Adios, Louise Glück

9 Comments

  1. Joe Hutchison
    Joe Hutchison October 19, 2023 at 12:18 pm .

    An oldie but a goodie, Beth! Thanks for posting. Here’s one from THE HOUSE ON MARSHLAND, suitable for Halloween:

    ALL HALLOWS

    Even now this landscape is assembling.
    The hills darken. The oxen
    sleep in their blue yoke,
    the fields having been
    picked clean, the sheaves
    bound evenly and piled at the roadside
    among cinquefoil, as the toothed moon rises:

    This is the barrenness
    of harvest or pestilence.
    And the wife leaning out the window
    with her hand extended, as in payment,
    and the seeds
    distinct, gold, calling
    “Come here
    Come here, little one”

    And the soul creeps out of the tree.

    ___________
    I should add that the wife’s summons is italicized in the original, not in quotes. I can’t seem to make italics in a comment box!

  2. Beth Paulson
    Beth Paulson October 19, 2023 at 11:27 am .

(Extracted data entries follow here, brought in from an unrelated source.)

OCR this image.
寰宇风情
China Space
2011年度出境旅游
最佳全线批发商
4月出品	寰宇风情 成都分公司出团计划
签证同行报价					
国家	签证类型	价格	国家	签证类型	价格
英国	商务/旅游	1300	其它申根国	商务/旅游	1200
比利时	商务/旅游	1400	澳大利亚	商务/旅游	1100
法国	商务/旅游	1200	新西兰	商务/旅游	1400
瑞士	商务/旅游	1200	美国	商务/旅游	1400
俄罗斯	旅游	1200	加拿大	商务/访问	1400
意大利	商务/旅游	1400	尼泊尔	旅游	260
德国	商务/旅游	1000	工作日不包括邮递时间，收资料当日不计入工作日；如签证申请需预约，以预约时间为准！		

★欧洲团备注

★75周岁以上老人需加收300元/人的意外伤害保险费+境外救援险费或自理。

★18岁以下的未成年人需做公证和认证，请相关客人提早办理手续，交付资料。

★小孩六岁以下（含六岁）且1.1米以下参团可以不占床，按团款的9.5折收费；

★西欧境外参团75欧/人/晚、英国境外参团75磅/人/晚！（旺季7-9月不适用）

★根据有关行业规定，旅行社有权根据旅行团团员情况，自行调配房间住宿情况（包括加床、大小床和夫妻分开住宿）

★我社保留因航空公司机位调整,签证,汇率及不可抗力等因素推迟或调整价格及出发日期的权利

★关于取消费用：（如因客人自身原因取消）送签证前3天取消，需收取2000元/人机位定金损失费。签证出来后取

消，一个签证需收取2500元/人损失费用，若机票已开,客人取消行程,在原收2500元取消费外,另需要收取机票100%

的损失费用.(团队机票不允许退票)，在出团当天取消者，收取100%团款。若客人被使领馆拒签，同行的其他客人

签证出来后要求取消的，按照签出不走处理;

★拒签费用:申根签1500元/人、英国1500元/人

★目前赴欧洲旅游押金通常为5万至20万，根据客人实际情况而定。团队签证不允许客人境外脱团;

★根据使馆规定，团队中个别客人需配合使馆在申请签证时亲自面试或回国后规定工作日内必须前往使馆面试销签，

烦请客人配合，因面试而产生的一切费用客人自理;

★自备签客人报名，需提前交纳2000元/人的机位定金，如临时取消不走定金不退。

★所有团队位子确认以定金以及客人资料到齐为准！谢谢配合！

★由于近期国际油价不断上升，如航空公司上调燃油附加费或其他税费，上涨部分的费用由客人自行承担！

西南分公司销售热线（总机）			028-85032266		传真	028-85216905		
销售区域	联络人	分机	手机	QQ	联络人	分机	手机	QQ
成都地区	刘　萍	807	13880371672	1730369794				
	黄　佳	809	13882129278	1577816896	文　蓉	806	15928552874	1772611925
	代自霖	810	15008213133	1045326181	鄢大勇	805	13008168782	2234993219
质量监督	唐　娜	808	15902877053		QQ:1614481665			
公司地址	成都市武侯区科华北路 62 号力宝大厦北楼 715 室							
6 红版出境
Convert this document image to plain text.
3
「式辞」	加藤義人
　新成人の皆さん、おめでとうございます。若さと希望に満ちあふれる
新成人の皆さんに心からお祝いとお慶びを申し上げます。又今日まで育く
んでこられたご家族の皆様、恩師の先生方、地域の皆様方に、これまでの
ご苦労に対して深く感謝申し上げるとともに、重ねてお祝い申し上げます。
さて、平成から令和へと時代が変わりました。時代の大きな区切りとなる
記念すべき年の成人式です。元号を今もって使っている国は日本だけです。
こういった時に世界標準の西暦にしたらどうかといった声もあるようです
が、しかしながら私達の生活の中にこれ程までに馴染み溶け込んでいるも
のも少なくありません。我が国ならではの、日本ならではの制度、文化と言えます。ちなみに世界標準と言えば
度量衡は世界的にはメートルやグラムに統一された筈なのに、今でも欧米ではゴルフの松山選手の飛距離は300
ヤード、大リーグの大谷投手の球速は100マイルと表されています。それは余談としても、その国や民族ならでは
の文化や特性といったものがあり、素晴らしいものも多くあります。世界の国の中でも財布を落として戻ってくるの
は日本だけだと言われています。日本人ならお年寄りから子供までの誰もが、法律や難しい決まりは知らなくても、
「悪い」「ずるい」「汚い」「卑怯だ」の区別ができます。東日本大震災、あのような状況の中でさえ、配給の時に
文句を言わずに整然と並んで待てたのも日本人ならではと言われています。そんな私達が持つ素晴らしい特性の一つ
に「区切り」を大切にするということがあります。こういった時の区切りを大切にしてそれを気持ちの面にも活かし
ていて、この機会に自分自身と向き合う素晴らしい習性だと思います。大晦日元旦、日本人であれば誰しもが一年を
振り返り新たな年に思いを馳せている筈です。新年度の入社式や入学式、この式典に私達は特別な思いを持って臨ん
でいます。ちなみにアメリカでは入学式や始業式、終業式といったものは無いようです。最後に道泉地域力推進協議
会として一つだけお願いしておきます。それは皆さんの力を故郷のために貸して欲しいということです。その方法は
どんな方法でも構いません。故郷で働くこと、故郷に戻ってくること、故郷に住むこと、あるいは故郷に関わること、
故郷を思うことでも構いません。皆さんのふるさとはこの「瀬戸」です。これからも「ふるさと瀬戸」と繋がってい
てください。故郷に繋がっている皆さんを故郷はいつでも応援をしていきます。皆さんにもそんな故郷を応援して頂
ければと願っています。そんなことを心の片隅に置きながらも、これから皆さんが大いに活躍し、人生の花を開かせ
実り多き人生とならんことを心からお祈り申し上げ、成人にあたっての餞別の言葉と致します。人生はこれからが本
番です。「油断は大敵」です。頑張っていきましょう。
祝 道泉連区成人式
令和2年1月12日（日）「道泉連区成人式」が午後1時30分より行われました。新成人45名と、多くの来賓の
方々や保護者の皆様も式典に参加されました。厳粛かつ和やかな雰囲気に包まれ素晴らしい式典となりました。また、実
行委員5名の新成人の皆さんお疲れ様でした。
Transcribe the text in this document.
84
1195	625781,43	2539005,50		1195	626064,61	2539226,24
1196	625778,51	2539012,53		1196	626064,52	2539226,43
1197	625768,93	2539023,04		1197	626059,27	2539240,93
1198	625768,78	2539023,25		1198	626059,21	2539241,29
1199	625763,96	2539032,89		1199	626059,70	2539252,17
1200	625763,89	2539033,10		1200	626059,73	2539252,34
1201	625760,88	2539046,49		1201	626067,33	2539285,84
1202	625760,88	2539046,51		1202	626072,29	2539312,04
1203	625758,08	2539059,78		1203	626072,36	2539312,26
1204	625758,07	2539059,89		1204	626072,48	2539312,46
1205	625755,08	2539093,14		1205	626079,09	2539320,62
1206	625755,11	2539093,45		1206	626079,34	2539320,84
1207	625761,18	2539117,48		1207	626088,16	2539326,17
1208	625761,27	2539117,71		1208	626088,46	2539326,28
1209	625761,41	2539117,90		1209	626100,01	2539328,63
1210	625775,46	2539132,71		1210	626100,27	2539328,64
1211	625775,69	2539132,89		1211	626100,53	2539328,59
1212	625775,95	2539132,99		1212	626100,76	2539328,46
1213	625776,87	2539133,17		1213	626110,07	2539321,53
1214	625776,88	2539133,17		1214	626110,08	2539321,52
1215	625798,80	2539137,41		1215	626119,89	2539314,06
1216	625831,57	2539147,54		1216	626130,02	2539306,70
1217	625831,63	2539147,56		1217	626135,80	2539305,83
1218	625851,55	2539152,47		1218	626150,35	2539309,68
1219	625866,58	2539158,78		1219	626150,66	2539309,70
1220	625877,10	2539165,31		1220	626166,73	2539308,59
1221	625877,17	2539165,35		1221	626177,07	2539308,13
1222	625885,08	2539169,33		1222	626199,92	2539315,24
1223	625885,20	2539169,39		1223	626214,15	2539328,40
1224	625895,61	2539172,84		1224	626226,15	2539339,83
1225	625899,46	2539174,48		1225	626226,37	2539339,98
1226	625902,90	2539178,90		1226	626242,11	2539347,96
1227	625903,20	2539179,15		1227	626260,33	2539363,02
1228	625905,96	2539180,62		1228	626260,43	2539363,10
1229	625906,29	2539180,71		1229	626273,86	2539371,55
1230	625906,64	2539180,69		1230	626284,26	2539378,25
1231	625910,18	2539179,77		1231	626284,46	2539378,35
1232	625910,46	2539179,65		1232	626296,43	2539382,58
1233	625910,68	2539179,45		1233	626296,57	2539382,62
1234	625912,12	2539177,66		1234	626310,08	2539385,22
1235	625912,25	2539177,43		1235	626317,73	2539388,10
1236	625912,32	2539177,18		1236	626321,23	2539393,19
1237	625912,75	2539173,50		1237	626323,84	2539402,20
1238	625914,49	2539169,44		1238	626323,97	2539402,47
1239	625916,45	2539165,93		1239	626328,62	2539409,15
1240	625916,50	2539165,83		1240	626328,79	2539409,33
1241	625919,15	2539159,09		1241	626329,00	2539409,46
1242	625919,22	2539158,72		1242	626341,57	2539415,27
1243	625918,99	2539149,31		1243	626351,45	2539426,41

    Thank you, Joe, for your sharing your lucid words honoring Louise Gluck. She was an inspiration to me early on and I always wished I could hear her read in person. Here is one of my own favorites, a rather untypical short poem:

    Cottonmouth Country

    Fish bones walked the waves off Hatteras.
    And there were other signs
    That Death wooed us, by water, wooed us
    By land: among the pines
    An uncurled cottonmouth that rolled on moss
    Reared in the polluted air.
    Birth, not death, is the hard loss.
    I know. I also left a skin there.

  3. Patricia Dubrava
    Patricia Dubrava October 16, 2023 at 12:09 pm .

    When I earned my MA all those years ago someone gave me “The Wild Iris,” my introduction to Louise Glück. Insightful comments about her here and I love the poem you selected. Like Sisyphus’ work, you tell your students. No, they think, not for me. I’ll be atop that mountain in no time.

  4. Robert Cooperman
    Robert Cooperman October 16, 2023 at 11:11 am .

    If there is indeed a sacred and eternal mountain of the arts, she should be there.

  5. Gerard Smaldone
    Gerard Smaldone October 16, 2023 at 9:57 am .

    One of my favorite poets

  6. Joe Hutchison
    Joe Hutchison October 16, 2023 at 8:27 am .

    What a wonderful memory, Dan. I had no idea you’d studied with her! Such a privilege. If there is such a thing as an “old soul,” she certainly had one.

    And Karen, yes—read her! Her “Collected Poems” (https://bookshop.org/p/books/poems-1962-2012-louise-gluck/15602061?ean=9780374534097) is like one of those memory palaces the Romans used to enhance their powers of recall. A wonder in itself. If Collecteds overwhelm you, I recommend starting with “The House on Marshland,” then “The Triumph of Achilles” and “The Wild Iris.”

    Lisa, your collection “The Hours I Keep” seems to me in the Glück ballpark. Great depth and great restraint making a delicious tension….

  7. Dan Guenther
    Dan Guenther October 16, 2023 at 8:01 am .

    Thanks Joe,
    What a profoundly wise poem, one that draws upon myth and ancient history, and one that reveals Nobel Laureate, Louise Gluck, as a person of multiple perspectives, holistic, and world centric. She was one of my teachers over fifty years ago when I attended the Iowa Workshop, empathetic and more sage than academic. In 1973, when I was transitioning back from a very dark place, she said I was the first Vietnam combat veteran she ever had in a class; and then she welcomed me home.

  8. Karen Douglass
    Karen Douglass October 16, 2023 at 7:20 am .

    Thanks for this, I’ll put her books on my wish list.

  9. Lisa Zimmerman
    Lisa Zimmerman October 16, 2023 at 5:54 am .

    Thank you for this thoughtful post on a remarkable poet.